When Fred Phelps preaches "God Hates Fags," he's got a point. Phelps' legitimate point is missed by the Southern Baptists who condemn Phelps and the conservative religionists who frequent the comment boxes on GetReligion. It's also missed when gays do the usual round of ignoring Phelps as a wacko nutjob, or seeing him as typical of many right-wing religionists. He's far from typical, and it's because he's got a point.
That point is that if you take the Bible literally, there's a lot of hate it in. And there's a lot of teaching of hate against homosexuals. And yes, there are even passages that suggest that God will smite people that he hates. A Westboro Baptist Church spokesperson quoted the scripture of Malachi 1, "saith the LORD: yet I loved Jacob, and I hated Esau." And then she said, "You are in this life either Jacob or Esau. There is no third category. If you are Esau (and the great mass of mankind is) God hates you and you are going to hell!"
Why is this interesting? Why is it important? Well, for starters, it is just a helluva lot more honest about what the Bible actually says than most Jews and Christians want to admit. God hates, says so in the Bible. He hates and smites his enemies, says so in the Bible. Bashes their babies heads on rocks, too. Demands the death by stoning of men who sleep with men as they do with women. Phelps is, in this really twisted sense of being a Truth Teller, willing to speak a harsh (if very partial) truth that the mainstream religionists and the progressive secularists don't want to hear. Sure there's a lot more in the Bible... a lot of messages that counter the hate... a vision of a God of Love... a vision of an accepting, affirming deity... but those images and ideas about God are just part of the Bible, not the whole text.
I'm not writing this post because I want to kiss butt with the fundies from Topeka. I think this is an important point to make because so many people today read the Bible selectively without realizing it, then point to Scripture as if it were really the infallible Word of God when it is nothing of the sort. How many mainstream conservatives rely on the Bible as a source of moral authority on issues like homosexuality when they aren't willing to advocate the stoning death of gays? I think they should put their ethics where their Bible is, and advocate what the Bible says. But they don't, and they won't. They lie to themselves about what the Bible says--they lie to themselves about the hate and evil it contains--they lie to themselves about the God they say they believe in--and then they turn on poor Truth Tellers like Fred Phelps and say that he's got the Bible wrong. Phelps doesn't have the Bible all that wrong; he's got a part of the Bible right that they don't want to look at, an ugly and twisted part, because they might have to face their own prejudices and question even the existence of God.

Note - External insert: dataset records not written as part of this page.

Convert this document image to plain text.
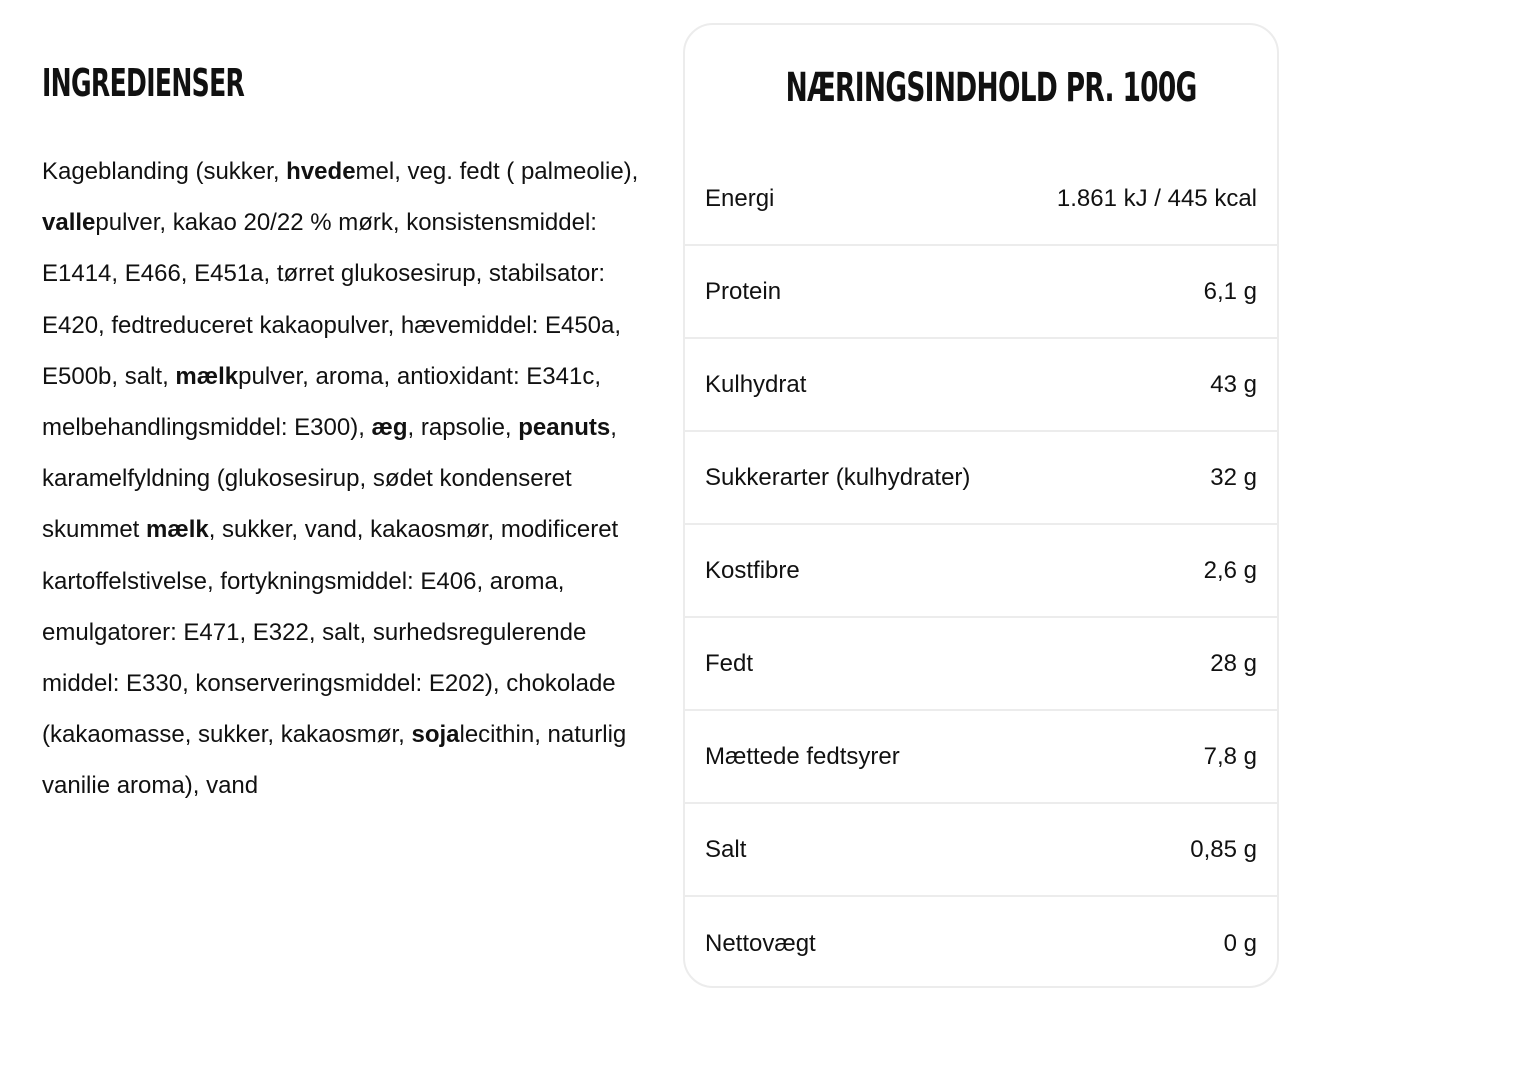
INGREDIENSER

Kageblanding (sukker, hvedemel, veg. fedt ( palmeolie), vallepulver, kakao 20/22 % mørk, konsistensmiddel: E1414, E466, E451a, tørret glukosesirup, stabilsator: E420, fedtreduceret kakaopulver, hævemiddel: E450a, E500b, salt, mælkpulver, aroma, antioxidant: E341c, melbehandlingsmiddel: E300), æg, rapsolie, peanuts, karamelfyldning (glukosesirup, sødet kondenseret skummet mælk, sukker, vand, kakaosmør, modificeret kartoffelstivelse, fortykningsmiddel: E406, aroma, emulgatorer: E471, E322, salt, surhedsregulerende middel: E330, konserveringsmiddel: E202), chokolade (kakaomasse, sukker, kakaosmør, sojalecithin, naturlig vanilie aroma), vand

NÆRINGSINDHOLD PR. 100G
Energi	1.861 kJ / 445 kcal
Protein	6,1 g
Kulhydrat	43 g
Sukkerarter (kulhydrater)	32 g
Kostfibre	2,6 g
Fedt	28 g
Mættede fedtsyrer	7,8 g
Salt	0,85 g
Nettovægt	0 g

It sickens me, frankly, to see the Southern Baptists and other Christians "distance themselves" from Phelps and his clan without confronting the hate in their own traditions. It's easier for them to recite old canards like hate the sin and lover the sinner rather than deeply question the ugly roots of their religion. The Bible doesn't tell people to hate the sin and love the sinner; the Bible says, in more than one place, as the Westboro Baptists correctly say, that God hates the sinner. God sends most human beings to burn in hell for an eternity, and he probably enjoys watching them suffer (the sick bastard). That's a message that we should hear more of, not less. The more we hear about the obviously demented hate manifesting throughout the Bible, the more we can let go of sick ways of thinking and relating to the Bible as a source of flawless moral wisdom that have infested our culture.
The hate in the Bible in general and the anti-gay hate specifically is not a reflection of any Truth, Beauty, or Goodness anywhere in existence. It is a lie, the voice of human cruelty and evil masquerading as the voice of God. It is our duty as human beings--and my duty as an integral Christian--to wrestle with our sacred texts and to separate the voice of human hate from the voice of a God worth believing in.